Jasmine berdiri di pintu dengan pandangan bertanya-tanya. Mata terlihat sedih namun indah dan bahkan seorang wanita seperti Luna merasa ingin melindunginya, apalagi pria.


“Luna, dia Jasmine. Aku dan dia..."


Luna tidak ingin mendengar apa-apa lagi tentang Nathan dan Jasmine, karena itu dia memotong kata-kata Nathan tanpa ekspresi. “Aku tidak tertarik untuk mengetahui tentang kalian berdua.”


Luna pergi tanpa menoleh pada Nathan maupun Jasmine.


Kali ini, Nathan tidak mengejarnya.
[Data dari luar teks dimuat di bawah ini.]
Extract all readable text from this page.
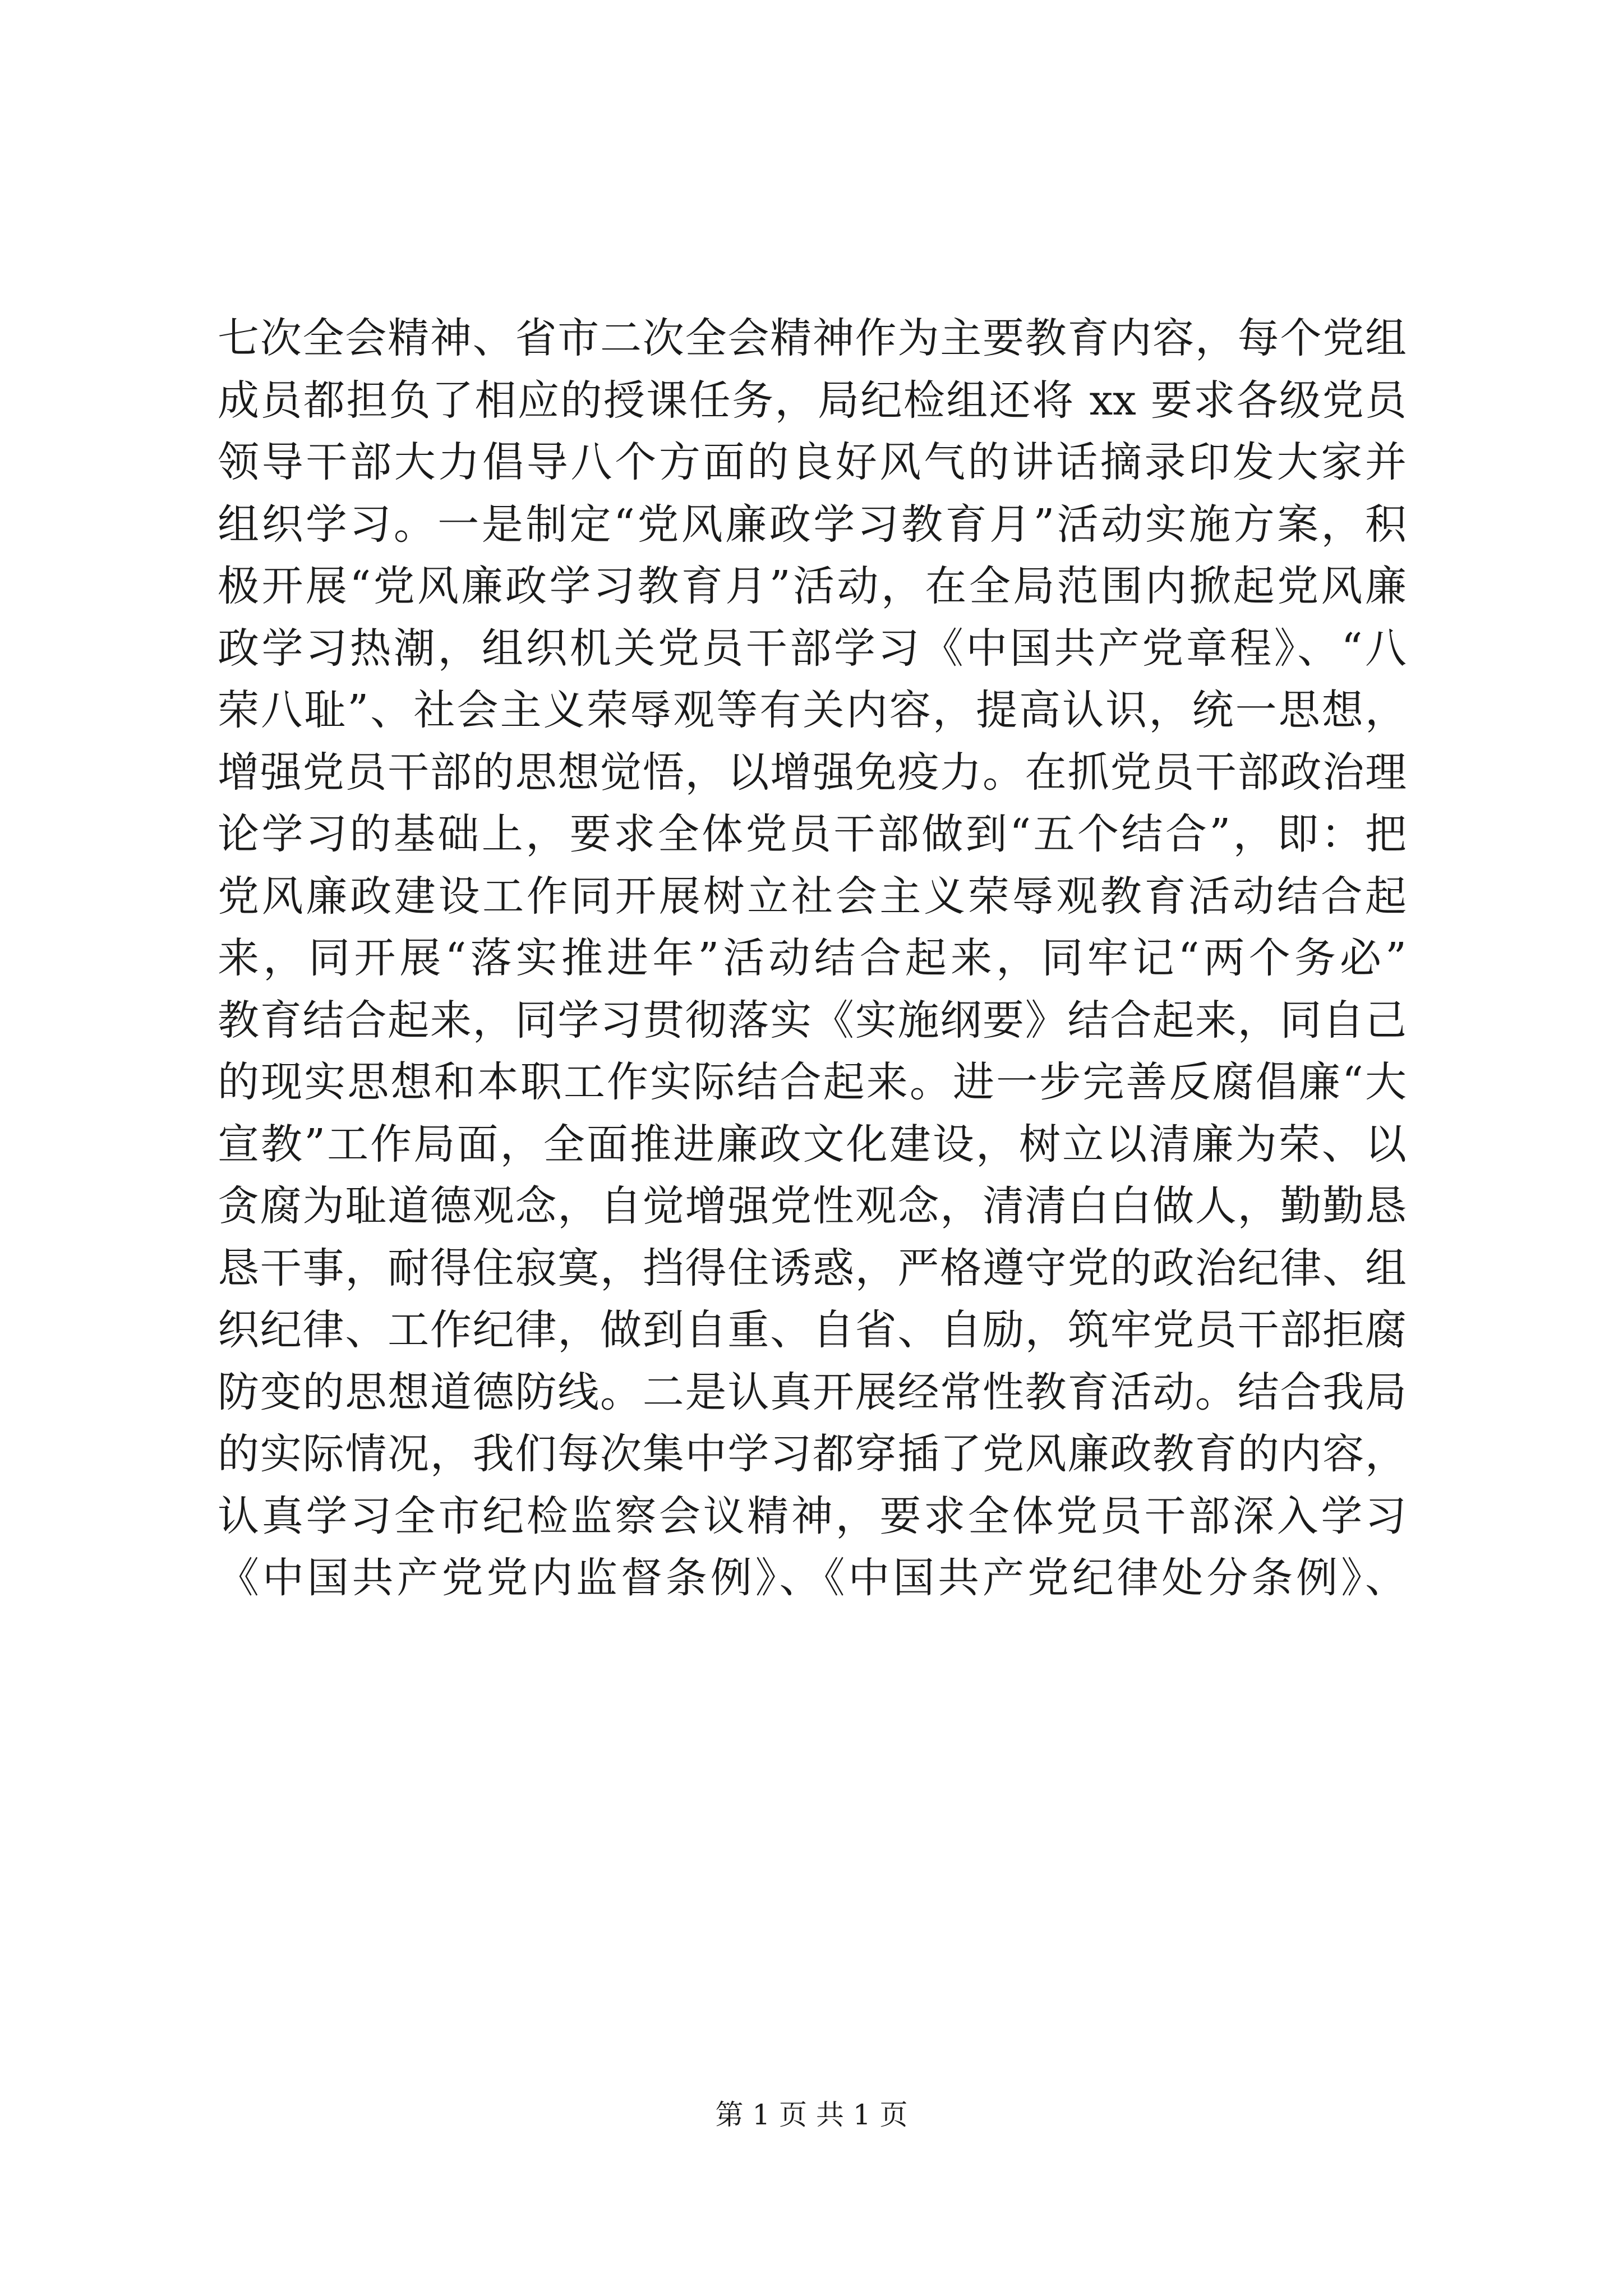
七次全会精神、省市二次全会精神作为主要教育内容，每个党组
成员都担负了相应的授课任务，局纪检组还将 xx 要求各级党员
领导干部大力倡导八个方面的良好风气的讲话摘录印发大家并
组织学习。一是制定“党风廉政学习教育月”活动实施方案，积
极开展“党风廉政学习教育月”活动，在全局范围内掀起党风廉
政学习热潮，组织机关党员干部学习《中国共产党章程》、“八
荣八耻”、社会主义荣辱观等有关内容，提高认识，统一思想，
增强党员干部的思想觉悟，以增强免疫力。在抓党员干部政治理
论学习的基础上，要求全体党员干部做到“五个结合”，即：把
党风廉政建设工作同开展树立社会主义荣辱观教育活动结合起
来，同开展“落实推进年”活动结合起来，同牢记“两个务必”
教育结合起来，同学习贯彻落实《实施纲要》结合起来，同自己
的现实思想和本职工作实际结合起来。进一步完善反腐倡廉“大
宣教”工作局面，全面推进廉政文化建设，树立以清廉为荣、以
贪腐为耻道德观念，自觉增强党性观念，清清白白做人，勤勤恳
恳干事，耐得住寂寞，挡得住诱惑，严格遵守党的政治纪律、组
织纪律、工作纪律，做到自重、自省、自励，筑牢党员干部拒腐
防变的思想道德防线。二是认真开展经常性教育活动。结合我局
的实际情况，我们每次集中学习都穿插了党风廉政教育的内容，
认真学习全市纪检监察会议精神，要求全体党员干部深入学习
《中国共产党党内监督条例》、《中国共产党纪律处分条例》、
第 1 页 共 1 页
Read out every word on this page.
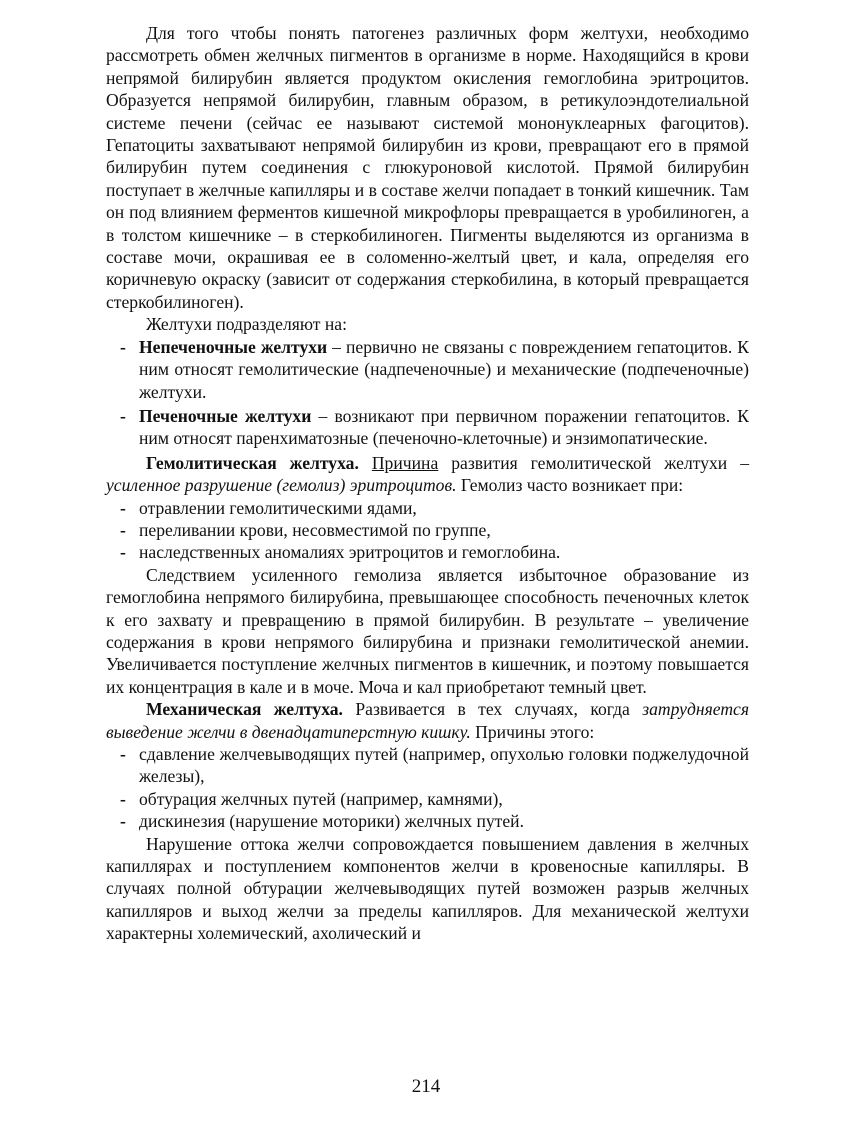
Для того чтобы понять патогенез различных форм желтухи, необходимо рассмотреть обмен желчных пигментов в организме в норме. Находящийся в крови непрямой билирубин является продуктом окисления гемоглобина эритроцитов. Образуется непрямой билирубин, главным образом, в ретикулоэндотелиальной системе печени (сейчас ее называют системой мононуклеарных фагоцитов). Гепатоциты захватывают непрямой билирубин из крови, превращают его в прямой билирубин путем соединения с глюкуроновой кислотой. Прямой билирубин поступает в желчные капилляры и в составе желчи попадает в тонкий кишечник. Там он под влиянием ферментов кишечной микрофлоры превращается в уробилиноген, а в толстом кишечнике – в стеркобилиноген. Пигменты выделяются из организма в составе мочи, окрашивая ее в соломенно-желтый цвет, и кала, определяя его коричневую окраску (зависит от содержания стеркобилина, в который превращается стеркобилиноген).

Желтухи подразделяют на:

- Непеченочные желтухи – первично не связаны с повреждением гепатоцитов. К ним относят гемолитические (надпеченочные) и механические (подпеченочные) желтухи.
- Печеночные желтухи – возникают при первичном поражении гепатоцитов. К ним относят паренхиматозные (печеночно-клеточные) и энзимопатические.

Гемолитическая желтуха. Причина развития гемолитической желтухи – усиленное разрушение (гемолиз) эритроцитов. Гемолиз часто возникает при:

- отравлении гемолитическими ядами,
- переливании крови, несовместимой по группе,
- наследственных аномалиях эритроцитов и гемоглобина.

Следствием усиленного гемолиза является избыточное образование из гемоглобина непрямого билирубина, превышающее способность печеночных клеток к его захвату и превращению в прямой билирубин. В результате – увеличение содержания в крови непрямого билирубина и признаки гемолитической анемии. Увеличивается поступление желчных пигментов в кишечник, и поэтому повышается их концентрация в кале и в моче. Моча и кал приобретают темный цвет.

Механическая желтуха. Развивается в тех случаях, когда затрудняется выведение желчи в двенадцатиперстную кишку. Причины этого:

- сдавление желчевыводящих путей (например, опухолью головки поджелудочной железы),
- обтурация желчных путей (например, камнями),
- дискинезия (нарушение моторики) желчных путей.

Нарушение оттока желчи сопровождается повышением давления в желчных капиллярах и поступлением компонентов желчи в кровеносные капилляры. В случаях полной обтурации желчевыводящих путей возможен разрыв желчных капилляров и выход желчи за пределы капилляров. Для механической желтухи характерны холемический, ахолический и

214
Pria itu menghela napas penuh beban ketika memandang Jasmine.


Jasmine menghampiri Nathan dengan membawa termos. “Aku sudah memasak bubur labu kuning yang kau sukai.”


Pria itu menatapnya dengan dingin. "Jasmine, aku tidak suka bubur labu kuning lagi."


Wajah Jasmine jelas terlihat kecewa, padahal tadi ketika mendengar bahwa Nathan telah dipindahkan ke bangsal, dia kembali ke rumah untuk memasak sendiri bubur yang akan diberikan untuk Nathan. Dia pikir pria itu akan menyukainya.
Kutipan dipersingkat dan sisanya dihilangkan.